If you're in the gym multiple times each week without giving your body enough time to recover, your muscles aren't going to build, and your bench press isn't going to improve.
Even two days may not be enough. Many strength athletes can't handle maximum loads every week or they burn out quickly. If you find your lifts aren't going up consistently, you may need to rotate your intensity and include regular periods of de-loading, where you lift lighter weights for a week.
7/Try Nitric Oxide
A nitric oxide product could help enhance strength because it'll cause your blood vessels to dilate. Wider blood vessels mean greater oxygen delivery to your muscle cells and reduced fatigue.
N.O. products can also help increase your mental focus—a definite necessity if you're going heavy.
8/Turn Down The Volume
Heavy lifting is extremely taxing on the central nervous system, connective tissue, as well as your muscles. You only have so much recovery capacity, so doing many sets of heavy weights every session can drain your recovery systems dry.

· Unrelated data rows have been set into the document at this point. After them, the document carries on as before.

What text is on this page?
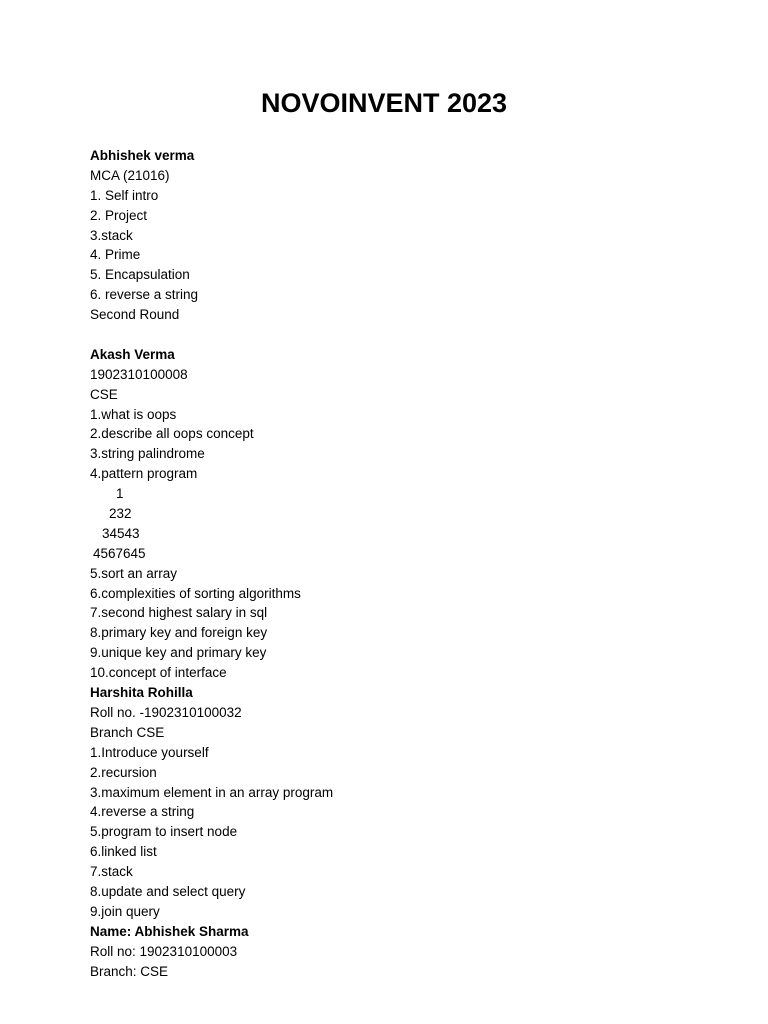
NOVOINVENT 2023
Abhishek verma
MCA (21016)
1. Self intro
2. Project
3.stack
4. Prime
5. Encapsulation
6. reverse a string
Second Round
Akash Verma
1902310100008
CSE
1.what is oops
2.describe all oops concept
3.string palindrome
4.pattern program
1
232
34543
4567645
5.sort an array
6.complexities of sorting algorithms
7.second highest salary in sql
8.primary key and foreign key
9.unique key and primary key
10.concept of interface
Harshita Rohilla
Roll no. -1902310100032
Branch CSE
1.Introduce yourself
2.recursion
3.maximum element in an array program
4.reverse a string
5.program to insert node
6.linked list
7.stack
8.update and select query
9.join query
Name: Abhishek Sharma
Roll no: 1902310100003
Branch: CSE
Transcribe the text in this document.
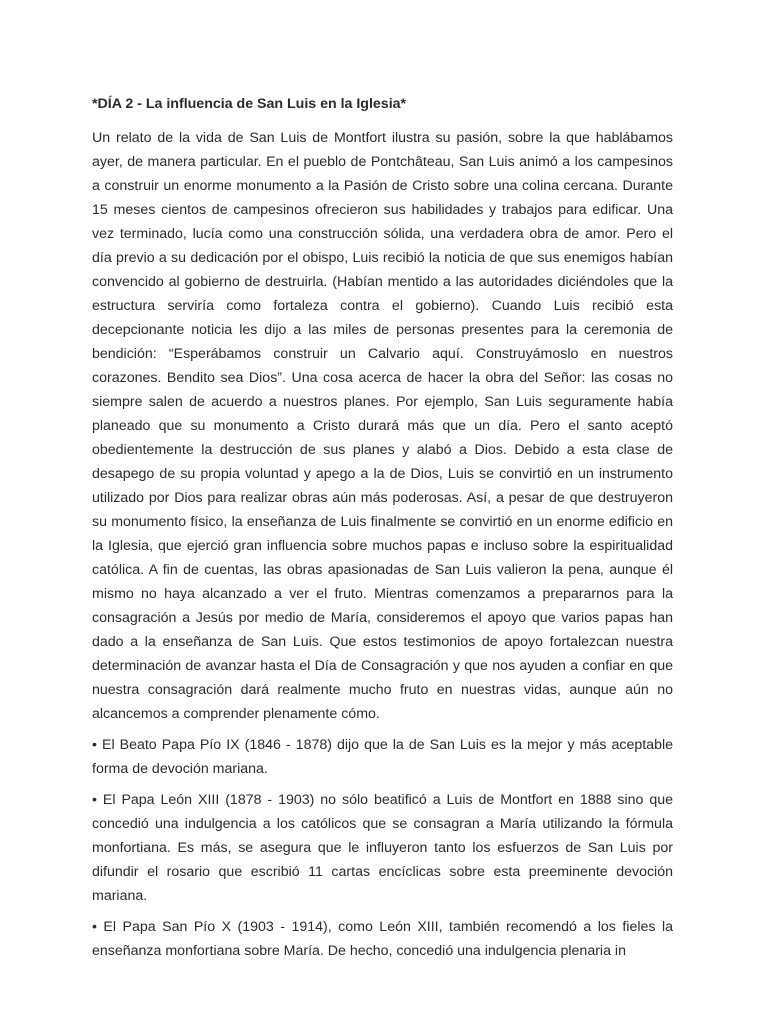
*DÍA 2 - La influencia de San Luis en la Iglesia*

Un relato de la vida de San Luis de Montfort ilustra su pasión, sobre la que hablábamos ayer, de manera particular. En el pueblo de Pontchâteau, San Luis animó a los campesinos a construir un enorme monumento a la Pasión de Cristo sobre una colina cercana. Durante 15 meses cientos de campesinos ofrecieron sus habilidades y trabajos para edificar. Una vez terminado, lucía como una construcción sólida, una verdadera obra de amor. Pero el día previo a su dedicación por el obispo, Luis recibió la noticia de que sus enemigos habían convencido al gobierno de destruirla. (Habían mentido a las autoridades diciéndoles que la estructura serviría como fortaleza contra el gobierno). Cuando Luis recibió esta decepcionante noticia les dijo a las miles de personas presentes para la ceremonia de bendición: “Esperábamos construir un Calvario aquí. Construyámoslo en nuestros corazones. Bendito sea Dios”. Una cosa acerca de hacer la obra del Señor: las cosas no siempre salen de acuerdo a nuestros planes. Por ejemplo, San Luis seguramente había planeado que su monumento a Cristo durará más que un día. Pero el santo aceptó obedientemente la destrucción de sus planes y alabó a Dios. Debido a esta clase de desapego de su propia voluntad y apego a la de Dios, Luis se convirtió en un instrumento utilizado por Dios para realizar obras aún más poderosas. Así, a pesar de que destruyeron su monumento físico, la enseñanza de Luis finalmente se convirtió en un enorme edificio en la Iglesia, que ejerció gran influencia sobre muchos papas e incluso sobre la espiritualidad católica. A fin de cuentas, las obras apasionadas de San Luis valieron la pena, aunque él mismo no haya alcanzado a ver el fruto. Mientras comenzamos a prepararnos para la consagración a Jesús por medio de María, consideremos el apoyo que varios papas han dado a la enseñanza de San Luis. Que estos testimonios de apoyo fortalezcan nuestra determinación de avanzar hasta el Día de Consagración y que nos ayuden a confiar en que nuestra consagración dará realmente mucho fruto en nuestras vidas, aunque aún no alcancemos a comprender plenamente cómo.

• El Beato Papa Pío IX (1846 - 1878) dijo que la de San Luis es la mejor y más aceptable forma de devoción mariana.

• El Papa León XIII (1878 - 1903) no sólo beatificó a Luis de Montfort en 1888 sino que concedió una indulgencia a los católicos que se consagran a María utilizando la fórmula monfortiana. Es más, se asegura que le influyeron tanto los esfuerzos de San Luis por difundir el rosario que escribió 11 cartas encíclicas sobre esta preeminente devoción mariana.

• El Papa San Pío X (1903 - 1914), como León XIII, también recomendó a los fieles la enseñanza monfortiana sobre María. De hecho, concedió una indulgencia plenaria in
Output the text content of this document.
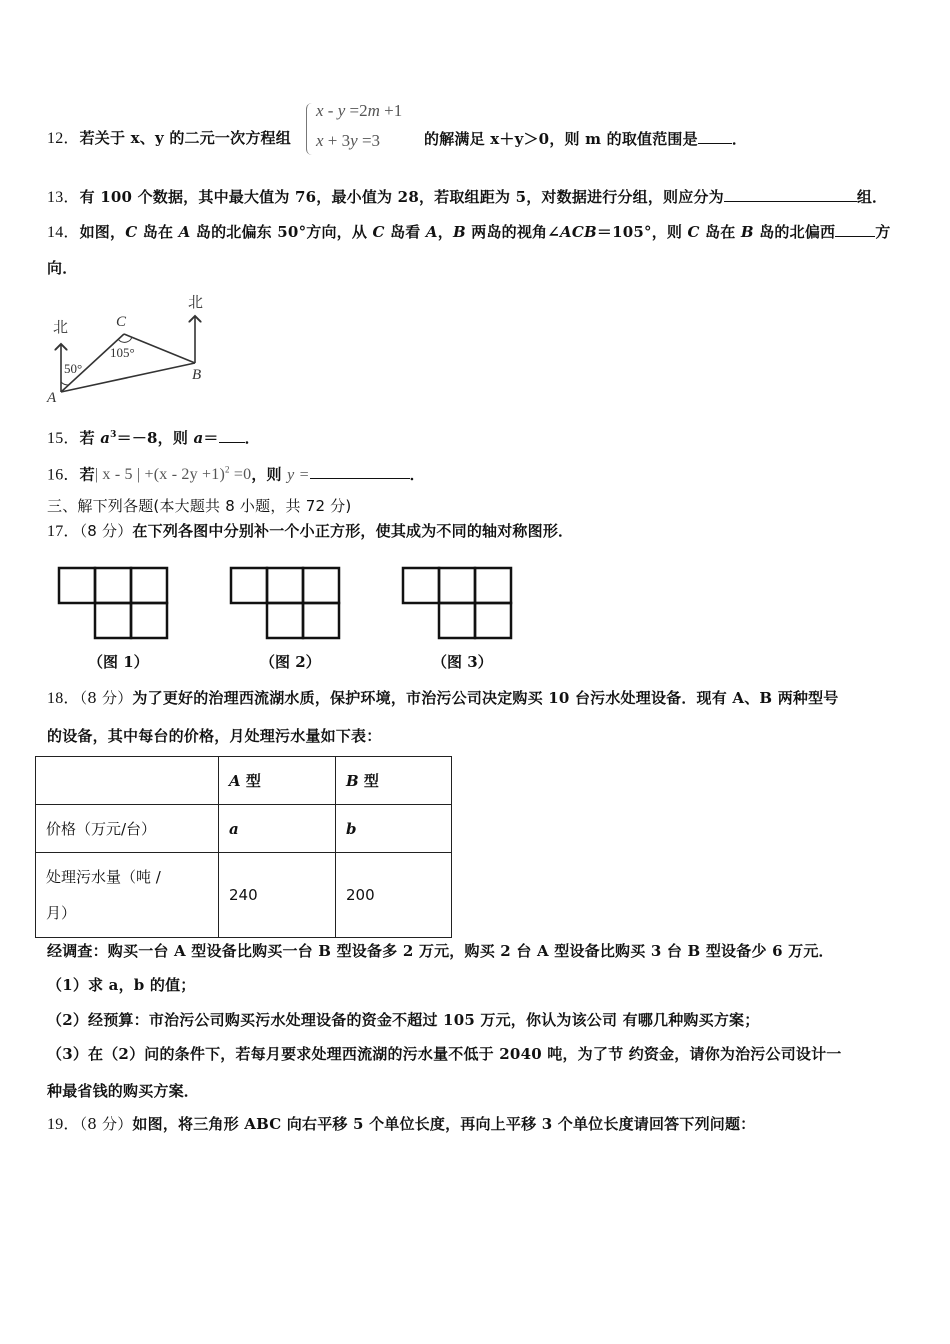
12．若关于 x、y 的二元一次方程组
x - y =2m +1
x + 3y =3	的解满足 x＋y＞0，则 m 的取值范围是 ．
13．有 100 个数据，其中最大值为 76，最小值为 28，若取组距为 5，对数据进行分组，则应分为	组．
14．如图，C 岛在 A 岛的北偏东 50°方向，从 C 岛看 A，B 两岛的视角∠ACB＝105°，则 C 岛在 B 岛的北偏西	方
向．
北
北
C
A
B
50°
105°
15．若 $a^3=-8$，则 a＝ ．
16．若| x - 5 | $+(x - 2y +1)^2 =0$，则 y =	．
三、解下列各题(本大题共 8 小题，共 72 分)
17．（8 分）在下列各图中分别补一个小正方形，使其成为不同的轴对称图形．
（图 1）	（图 2）	（图 3）
18．（8 分）为了更好的治理西流湖水质，保护环境，市治污公司决定购买 10 台污水处理设备．现有 A、B 两种型号
的设备，其中每台的价格，月处理污水量如下表：
	A 型	B 型
价格（万元/台）	a	b

处理污水量（吨 /
月）	240	200
经调查：购买一台 A 型设备比购买一台 B 型设备多 2 万元，购买 2 台 A 型设备比购买 3 台 B 型设备少 6 万元．
（1）求 a，b 的值；
（2）经预算：市治污公司购买污水处理设备的资金不超过 105 万元，你认为该公司 有哪几种购买方案；
（3）在（2）问的条件下，若每月要求处理西流湖的污水量不低于 2040 吨，为了节 约资金，请你为治污公司设计一
种最省钱的购买方案．
19．（8 分）如图，将三角形 ABC 向右平移 5 个单位长度，再向上平移 3 个单位长度请回答下列问题：
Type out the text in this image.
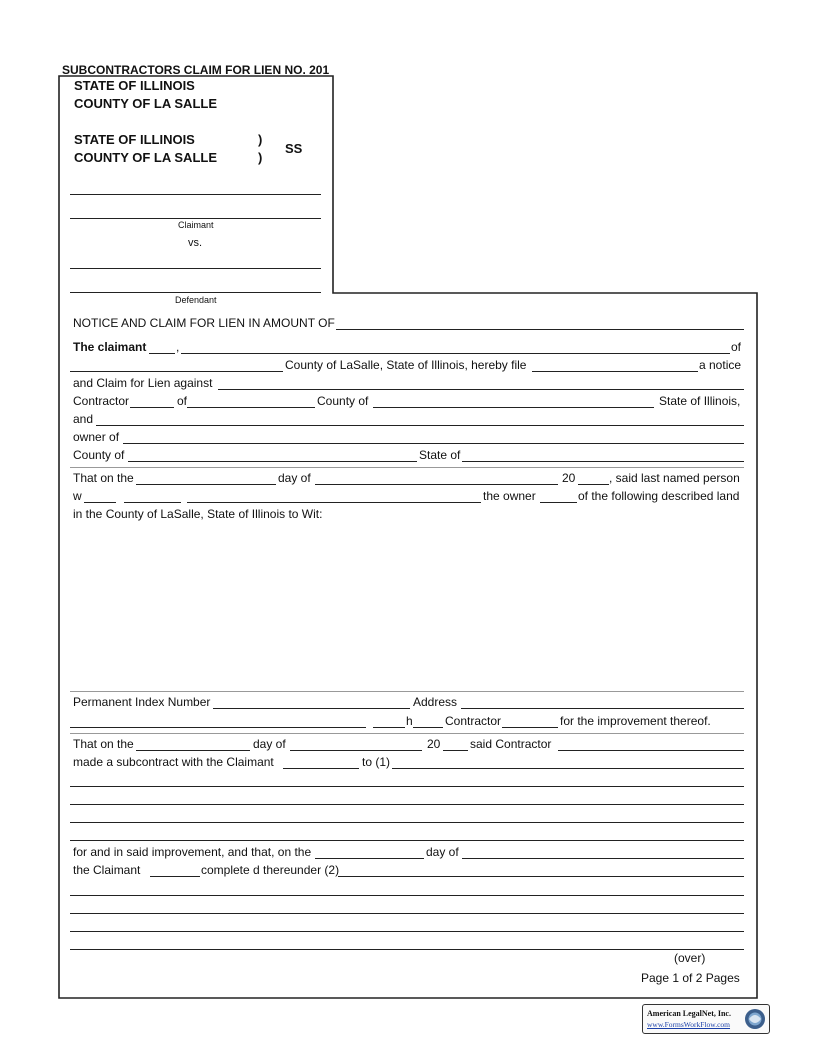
SUBCONTRACTORS CLAIM FOR LIEN NO. 201
STATE OF ILLINOIS
COUNTY OF LA SALLE
STATE OF ILLINOIS
COUNTY OF LA SALLE
)
)
SS
Claimant
vs.
Defendant
NOTICE AND CLAIM FOR LIEN IN AMOUNT OF
The claimant ,	of
County of LaSalle, State of Illinois, hereby file	a notice
and Claim for Lien against
Contractor	of	County of	State of Illinois,
and
owner of
County of	State of
That on the	day of	20	, said last named person
w	the owner	of the following described land
in the County of LaSalle, State of Illinois to Wit:
Permanent Index Number	Address
h	Contractor	for the improvement thereof.
That on the	day of	20 said Contractor
made a subcontract with the Claimant	to (1)
for and in said improvement, and that, on the	day of
the Claimant	complete d thereunder (2)
(over)
Page 1 of 2 Pages
American LegalNet, Inc.
www.FormsWorkFlow.com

Do less overall volume. For bodybuilding, a couple dozen sets for one muscle group can be almost normal, but there is no way you're going to maintain your strength through that duration.
Instead, do fewer exercises, putting the bulk of the volume into your primary movement.
Keep your reps low, even on warm up sets. Instead of 3 sets of 10, try 3-5 sets of 2-5 reps. You will be able to move heavier weight and maintain your strength.
9/Cut Out Isolation Exercises
If your goal is maximum strength gains, take out the isolation movements from your exercise regimen. Isolation exercises drain your recovery reserves, leaving you less able to give your best effort on compound movements.
If you're doing compound exercises, you're already hitting the muscles isolation exercises would work, so there's no need to add additional isolation movements to a pure strength program.

10/Stretch Between Sets
Stretching your muscles between sets can increase dynamic flexibility and improve joint mobility. Don't static stretch the primary mover, but dynamically stretch it. For example, if you're doing legs, do leg swings to stretch instead of standing toe-touches. If you have your heart set on some static stretches for rest, stretch the antagonist, or the opposite muscles than the ones that are doing the work. For example, if you're training your chest, stretch your lats and middle back. Some data shows that static stretching can temporarily weaken the muscle. If you're trying to move as much weight as possible, weakness is not your friend.